January 27, 2011 at 9:03 am
shaun.stuart,
I ment a column...for example by taxid, customerid or another unique value that has an index.
The following script was the one they ran to rebuild the index.
EXEC sp_updatestats 'resample'
EXEC sp_MSforeachtable @command1="print '?' DBCC DBREINDEX ('?', ' ', 80)"
Needless to say that the to results where unsuccessful. The success was that the issue has now been submited to programming.
Thanks again everyone.
January 27, 2011 at 9:31 am
Please see the attached actual execution plans. One useing the address search and the other useing a taxid search.
The address search tool around 5 minutes the taxid search took about 1 second.
Thanks again. I just wanted to add that last bit of information that was asked for on this post.
January 27, 2011 at 11:00 am
Carlton B Ramsey (1/27/2011)
Please see the attached actual execution plans. One useing the address search and the other useing a taxid search.The address search tool around 5 minutes the taxid search took about 1 second.
Thanks again. I just wanted to add that last bit of information that was asked for on this post.

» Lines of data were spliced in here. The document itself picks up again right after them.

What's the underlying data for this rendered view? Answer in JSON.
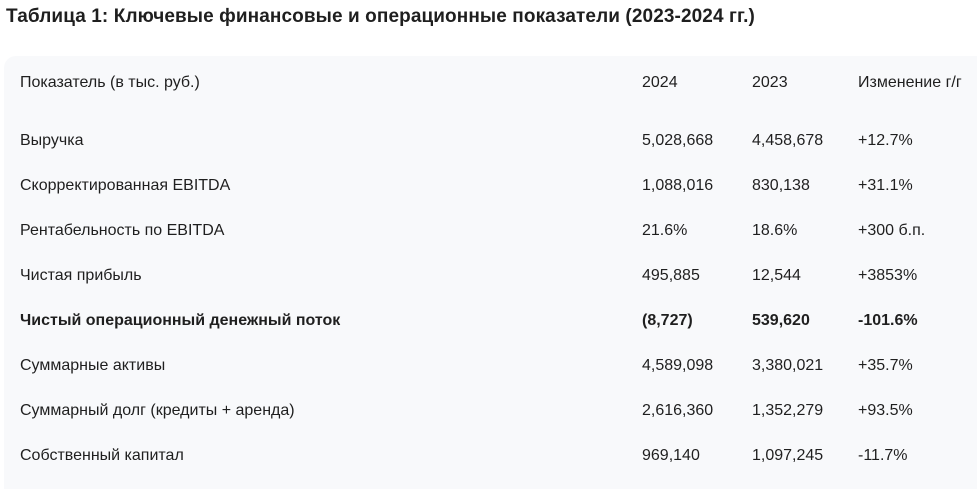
{
  "title": "Таблица 1: Ключевые финансовые и операционные показатели (2023-2024 гг.)",
  "table": {
    "headers": [
      "Показатель (в тыс. руб.)",
      "2024",
      "2023",
      "Изменение г/г"
    ],
    "rows": [
      {
        "label": "Выручка",
        "v2024": "5,028,668",
        "v2023": "4,458,678",
        "change": "+12.7%",
        "bold": false
      },
      {
        "label": "Скорректированная EBITDA",
        "v2024": "1,088,016",
        "v2023": "830,138",
        "change": "+31.1%",
        "bold": false
      },
      {
        "label": "Рентабельность по EBITDA",
        "v2024": "21.6%",
        "v2023": "18.6%",
        "change": "+300 б.п.",
        "bold": false
      },
      {
        "label": "Чистая прибыль",
        "v2024": "495,885",
        "v2023": "12,544",
        "change": "+3853%",
        "bold": false
      },
      {
        "label": "Чистый операционный денежный поток",
        "v2024": "(8,727)",
        "v2023": "539,620",
        "change": "-101.6%",
        "bold": true
      },
      {
        "label": "Суммарные активы",
        "v2024": "4,589,098",
        "v2023": "3,380,021",
        "change": "+35.7%",
        "bold": false
      },
      {
        "label": "Суммарный долг (кредиты + аренда)",
        "v2024": "2,616,360",
        "v2023": "1,352,279",
        "change": "+93.5%",
        "bold": false
      },
      {
        "label": "Собственный капитал",
        "v2024": "969,140",
        "v2023": "1,097,245",
        "change": "-11.7%",
        "bold": false
      }
    ]
  }
}
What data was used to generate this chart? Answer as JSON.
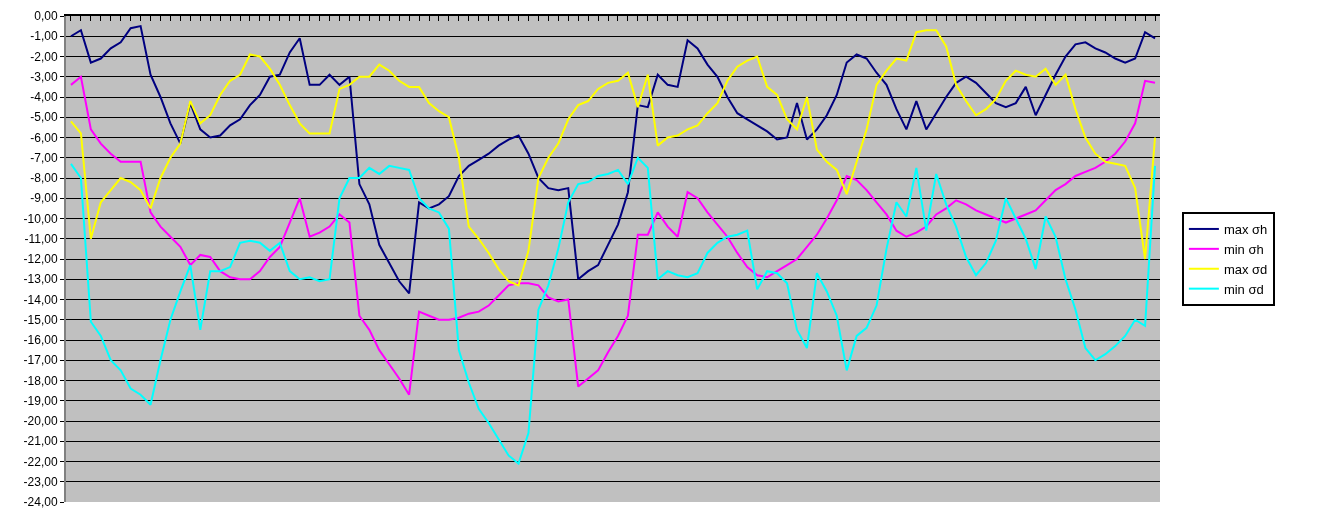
{
  "chart_data": {
    "type": "line",
    "categories": [
      null,
      null,
      null,
      null,
      null,
      null,
      null,
      null,
      null,
      null,
      null,
      null,
      null,
      null,
      null,
      null,
      null,
      null,
      null,
      null,
      null,
      null,
      null,
      null,
      null,
      null,
      null,
      null,
      null,
      null,
      null,
      null,
      null,
      null,
      null,
      null,
      null,
      null,
      null,
      null,
      null,
      null,
      null,
      null,
      null,
      null,
      null,
      null,
      null,
      null,
      null,
      null,
      null,
      null,
      null,
      null,
      null,
      null,
      null,
      null,
      null,
      null,
      null,
      null,
      null,
      null,
      null,
      null,
      null,
      null,
      null,
      null,
      null,
      null,
      null,
      null,
      null,
      null,
      null,
      null,
      null,
      null,
      null,
      null,
      null,
      null,
      null,
      null,
      null,
      null,
      null,
      null,
      null,
      null,
      null,
      null,
      null,
      null,
      null,
      null,
      null,
      null,
      null,
      null,
      null,
      null,
      null,
      null,
      null,
      null
    ],
    "series": [
      {
        "name": "max σh",
        "color": "#000080",
        "values": [
          -1.0,
          -0.7,
          -2.3,
          -2.1,
          -1.6,
          -1.3,
          -0.6,
          -0.5,
          -2.9,
          -4.0,
          -5.3,
          -6.3,
          -4.3,
          -5.6,
          -6.0,
          -5.9,
          -5.4,
          -5.1,
          -4.4,
          -3.9,
          -3.0,
          -2.9,
          -1.8,
          -1.1,
          -3.4,
          -3.4,
          -2.9,
          -3.4,
          -3.0,
          -8.3,
          -9.3,
          -11.3,
          -12.2,
          -13.1,
          -13.7,
          -9.2,
          -9.5,
          -9.3,
          -8.9,
          -7.9,
          -7.4,
          -7.1,
          -6.8,
          -6.4,
          -6.1,
          -5.9,
          -6.8,
          -8.0,
          -8.5,
          -8.6,
          -8.5,
          -13.0,
          -12.6,
          -12.3,
          -11.3,
          -10.3,
          -8.7,
          -4.4,
          -4.5,
          -2.9,
          -3.4,
          -3.5,
          -1.2,
          -1.6,
          -2.4,
          -3.0,
          -4.0,
          -4.8,
          -5.1,
          -5.4,
          -5.7,
          -6.1,
          -6.0,
          -4.3,
          -6.1,
          -5.6,
          -4.9,
          -3.9,
          -2.3,
          -1.9,
          -2.1,
          -2.8,
          -3.4,
          -4.6,
          -5.6,
          -4.2,
          -5.6,
          -4.8,
          -4.0,
          -3.3,
          -3.0,
          -3.3,
          -3.8,
          -4.3,
          -4.5,
          -4.3,
          -3.5,
          -4.9,
          -3.9,
          -2.9,
          -2.0,
          -1.4,
          -1.3,
          -1.6,
          -1.8,
          -2.1,
          -2.3,
          -2.1,
          -0.8,
          -1.1
        ]
      },
      {
        "name": "min σh",
        "color": "#ff00ff",
        "values": [
          -3.4,
          -3.0,
          -5.6,
          -6.3,
          -6.8,
          -7.2,
          -7.2,
          -7.2,
          -9.7,
          -10.4,
          -10.9,
          -11.4,
          -12.3,
          -11.8,
          -11.9,
          -12.6,
          -12.9,
          -13.0,
          -13.0,
          -12.6,
          -11.9,
          -11.4,
          -10.2,
          -9.0,
          -10.9,
          -10.7,
          -10.4,
          -9.8,
          -10.2,
          -14.8,
          -15.5,
          -16.5,
          -17.2,
          -17.9,
          -18.7,
          -14.6,
          -14.8,
          -15.0,
          -15.0,
          -14.9,
          -14.7,
          -14.6,
          -14.3,
          -13.8,
          -13.3,
          -13.2,
          -13.2,
          -13.3,
          -13.9,
          -14.1,
          -14.0,
          -18.3,
          -17.9,
          -17.5,
          -16.6,
          -15.8,
          -14.8,
          -10.8,
          -10.8,
          -9.7,
          -10.4,
          -10.9,
          -8.7,
          -9.0,
          -9.7,
          -10.3,
          -10.9,
          -11.7,
          -12.4,
          -12.8,
          -12.9,
          -12.6,
          -12.3,
          -12.0,
          -11.4,
          -10.8,
          -10.0,
          -9.1,
          -7.9,
          -8.1,
          -8.6,
          -9.2,
          -9.8,
          -10.6,
          -10.9,
          -10.7,
          -10.4,
          -9.8,
          -9.5,
          -9.1,
          -9.3,
          -9.6,
          -9.8,
          -10.0,
          -10.2,
          -10.0,
          -9.8,
          -9.6,
          -9.1,
          -8.6,
          -8.3,
          -7.9,
          -7.7,
          -7.5,
          -7.2,
          -6.8,
          -6.2,
          -5.3,
          -3.2,
          -3.3
        ]
      },
      {
        "name": "max σd",
        "color": "#ffff00",
        "values": [
          -5.2,
          -5.8,
          -11.0,
          -9.2,
          -8.6,
          -8.0,
          -8.2,
          -8.6,
          -9.5,
          -8.0,
          -7.0,
          -6.3,
          -4.2,
          -5.3,
          -4.9,
          -3.9,
          -3.2,
          -2.9,
          -1.9,
          -2.0,
          -2.6,
          -3.4,
          -4.4,
          -5.3,
          -5.8,
          -5.8,
          -5.8,
          -3.6,
          -3.4,
          -3.0,
          -3.0,
          -2.4,
          -2.7,
          -3.2,
          -3.5,
          -3.5,
          -4.3,
          -4.7,
          -5.0,
          -7.0,
          -10.4,
          -11.0,
          -11.7,
          -12.5,
          -13.1,
          -13.3,
          -11.6,
          -8.0,
          -7.0,
          -6.3,
          -5.1,
          -4.4,
          -4.2,
          -3.6,
          -3.3,
          -3.2,
          -2.8,
          -4.5,
          -2.9,
          -6.4,
          -6.0,
          -5.9,
          -5.6,
          -5.4,
          -4.8,
          -4.3,
          -3.2,
          -2.5,
          -2.2,
          -2.0,
          -3.5,
          -3.9,
          -5.1,
          -5.6,
          -4.0,
          -6.6,
          -7.2,
          -7.6,
          -8.8,
          -7.2,
          -5.6,
          -3.4,
          -2.7,
          -2.1,
          -2.2,
          -0.8,
          -0.7,
          -0.7,
          -1.5,
          -3.4,
          -4.2,
          -4.9,
          -4.6,
          -4.1,
          -3.2,
          -2.7,
          -2.9,
          -3.0,
          -2.6,
          -3.4,
          -2.9,
          -4.6,
          -6.0,
          -6.8,
          -7.2,
          -7.3,
          -7.4,
          -8.5,
          -12.0,
          -6.0
        ]
      },
      {
        "name": "min σd",
        "color": "#00ffff",
        "values": [
          -7.3,
          -8.0,
          -15.1,
          -15.8,
          -17.0,
          -17.5,
          -18.4,
          -18.7,
          -19.2,
          -17.0,
          -15.0,
          -13.6,
          -12.3,
          -15.5,
          -12.6,
          -12.6,
          -12.4,
          -11.2,
          -11.1,
          -11.2,
          -11.6,
          -11.2,
          -12.6,
          -13.0,
          -12.9,
          -13.1,
          -13.0,
          -9.0,
          -8.0,
          -8.0,
          -7.5,
          -7.8,
          -7.4,
          -7.5,
          -7.6,
          -9.0,
          -9.5,
          -9.7,
          -10.5,
          -16.5,
          -18.1,
          -19.4,
          -20.1,
          -20.9,
          -21.7,
          -22.1,
          -20.6,
          -14.5,
          -13.3,
          -11.5,
          -9.2,
          -8.3,
          -8.2,
          -7.9,
          -7.8,
          -7.6,
          -8.3,
          -7.0,
          -7.5,
          -13.0,
          -12.6,
          -12.8,
          -12.9,
          -12.7,
          -11.7,
          -11.2,
          -10.9,
          -10.8,
          -10.6,
          -13.5,
          -12.6,
          -12.7,
          -13.2,
          -15.5,
          -16.4,
          -12.7,
          -13.6,
          -14.8,
          -17.5,
          -15.8,
          -15.4,
          -14.3,
          -11.5,
          -9.2,
          -9.9,
          -7.5,
          -10.6,
          -7.8,
          -9.3,
          -10.4,
          -11.9,
          -12.8,
          -12.2,
          -11.1,
          -9.0,
          -10.0,
          -11.0,
          -12.5,
          -9.9,
          -10.9,
          -13.0,
          -14.5,
          -16.4,
          -17.0,
          -16.7,
          -16.3,
          -15.8,
          -15.0,
          -15.3,
          -7.4
        ]
      }
    ],
    "ylim": [
      -24,
      0
    ],
    "yticks": [
      {
        "value": 0,
        "label": "0,00"
      },
      {
        "value": -1,
        "label": "-1,00"
      },
      {
        "value": -2,
        "label": "-2,00"
      },
      {
        "value": -3,
        "label": "-3,00"
      },
      {
        "value": -4,
        "label": "-4,00"
      },
      {
        "value": -5,
        "label": "-5,00"
      },
      {
        "value": -6,
        "label": "-6,00"
      },
      {
        "value": -7,
        "label": "-7,00"
      },
      {
        "value": -8,
        "label": "-8,00"
      },
      {
        "value": -9,
        "label": "-9,00"
      },
      {
        "value": -10,
        "label": "-10,00"
      },
      {
        "value": -11,
        "label": "-11,00"
      },
      {
        "value": -12,
        "label": "-12,00"
      },
      {
        "value": -13,
        "label": "-13,00"
      },
      {
        "value": -14,
        "label": "-14,00"
      },
      {
        "value": -15,
        "label": "-15,00"
      },
      {
        "value": -16,
        "label": "-16,00"
      },
      {
        "value": -17,
        "label": "-17,00"
      },
      {
        "value": -18,
        "label": "-18,00"
      },
      {
        "value": -19,
        "label": "-19,00"
      },
      {
        "value": -20,
        "label": "-20,00"
      },
      {
        "value": -21,
        "label": "-21,00"
      },
      {
        "value": -22,
        "label": "-22,00"
      },
      {
        "value": -23,
        "label": "-23,00"
      },
      {
        "value": -24,
        "label": "-24,00"
      }
    ],
    "grid": "y",
    "legend": "right",
    "tick_labels": "y",
    "marker": "none",
    "line_style": "solid"
  }
}
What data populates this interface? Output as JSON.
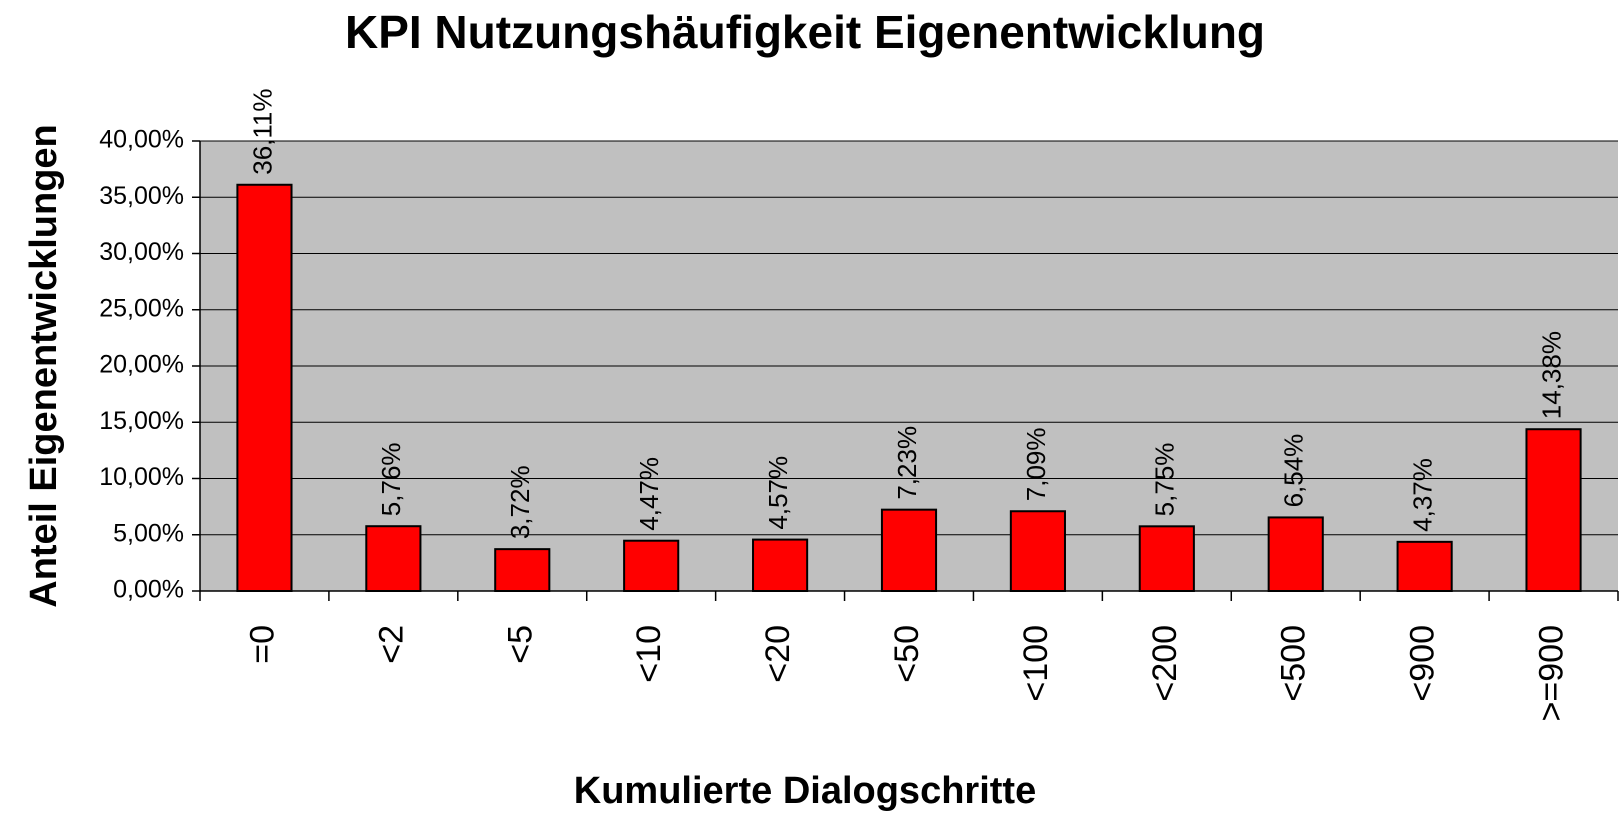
{
  "chart_data": {
    "type": "bar",
    "title": "KPI Nutzungshäufigkeit Eigenentwicklung",
    "xlabel": "Kumulierte Dialogschritte",
    "ylabel": "Anteil Eigenentwicklungen",
    "categories": [
      "=0",
      "<2",
      "<5",
      "<10",
      "<20",
      "<50",
      "<100",
      "<200",
      "<500",
      "<900",
      ">=900"
    ],
    "values": [
      36.11,
      5.76,
      3.72,
      4.47,
      4.57,
      7.23,
      7.09,
      5.75,
      6.54,
      4.37,
      14.38
    ],
    "value_labels": [
      "36,11%",
      "5,76%",
      "3,72%",
      "4,47%",
      "4,57%",
      "7,23%",
      "7,09%",
      "5,75%",
      "6,54%",
      "4,37%",
      "14,38%"
    ],
    "color": "#ff0000",
    "ylim": [
      0,
      40
    ],
    "yticks": [
      {
        "value": 0,
        "label": "0,00%"
      },
      {
        "value": 5,
        "label": "5,00%"
      },
      {
        "value": 10,
        "label": "10,00%"
      },
      {
        "value": 15,
        "label": "15,00%"
      },
      {
        "value": 20,
        "label": "20,00%"
      },
      {
        "value": 25,
        "label": "25,00%"
      },
      {
        "value": 30,
        "label": "30,00%"
      },
      {
        "value": 35,
        "label": "35,00%"
      },
      {
        "value": 40,
        "label": "40,00%"
      }
    ],
    "grid": true
  }
}
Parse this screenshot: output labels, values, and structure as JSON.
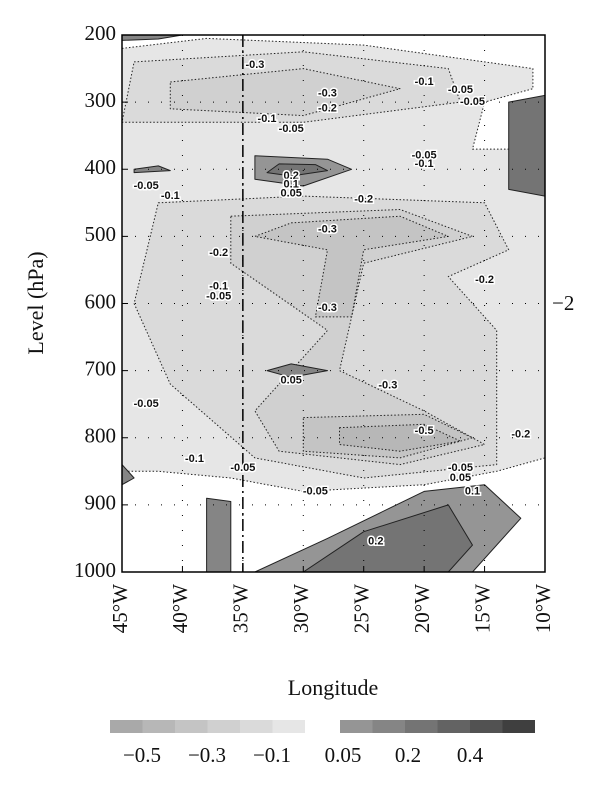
{
  "chart_data": {
    "type": "contour",
    "xlabel": "Longitude",
    "ylabel": "Level (hPa)",
    "annotation": "−2",
    "xlim": [
      -45,
      -10
    ],
    "xticks": [
      {
        "value": -45,
        "label": "45°W"
      },
      {
        "value": -40,
        "label": "40°W"
      },
      {
        "value": -35,
        "label": "35°W"
      },
      {
        "value": -30,
        "label": "30°W"
      },
      {
        "value": -25,
        "label": "25°W"
      },
      {
        "value": -20,
        "label": "20°W"
      },
      {
        "value": -15,
        "label": "15°W"
      },
      {
        "value": -10,
        "label": "10°W"
      }
    ],
    "ylim": [
      1000,
      200
    ],
    "yticks": [
      200,
      300,
      400,
      500,
      600,
      700,
      800,
      900,
      1000
    ],
    "grid": true,
    "reference_line_x": -35,
    "contour_labels": [
      -0.3,
      -0.3,
      -0.1,
      -0.05,
      -0.05,
      -0.2,
      -0.05,
      -0.1,
      0.2,
      0.1,
      0.05,
      -0.05,
      -0.1,
      -0.05,
      -0.1,
      -0.2,
      -0.3,
      -0.2,
      -0.2,
      -0.1,
      -0.05,
      -0.3,
      0.05,
      -0.3,
      -0.05,
      -0.5,
      -0.2,
      -0.1,
      -0.05,
      -0.05,
      0.05,
      0.1,
      -0.05,
      0.2
    ],
    "colorbar": {
      "colors": [
        "#a9a9a9",
        "#b7b7b7",
        "#c4c4c4",
        "#d0d0d0",
        "#dadada",
        "#e6e6e6",
        "#959595",
        "#858585",
        "#747474",
        "#636363",
        "#525252",
        "#3f3f3f"
      ],
      "ticks": [
        {
          "value": -0.5,
          "label": "−0.5"
        },
        {
          "value": -0.3,
          "label": "−0.3"
        },
        {
          "value": -0.1,
          "label": "−0.1"
        },
        {
          "value": 0.05,
          "label": "0.05"
        },
        {
          "value": 0.2,
          "label": "0.2"
        },
        {
          "value": 0.4,
          "label": "0.4"
        }
      ]
    }
  }
}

Now that's easy to answer:
The taxid query used a nonclustered index seek whereas the address search needed a table scan due to the non-sargable WHERE clause.
So it looks like the source is a dynamic query that'll use different columns if needed.
To answer your original question: the reason for being slow on one day and fast on the next day might be caused by an alternating dynamic query.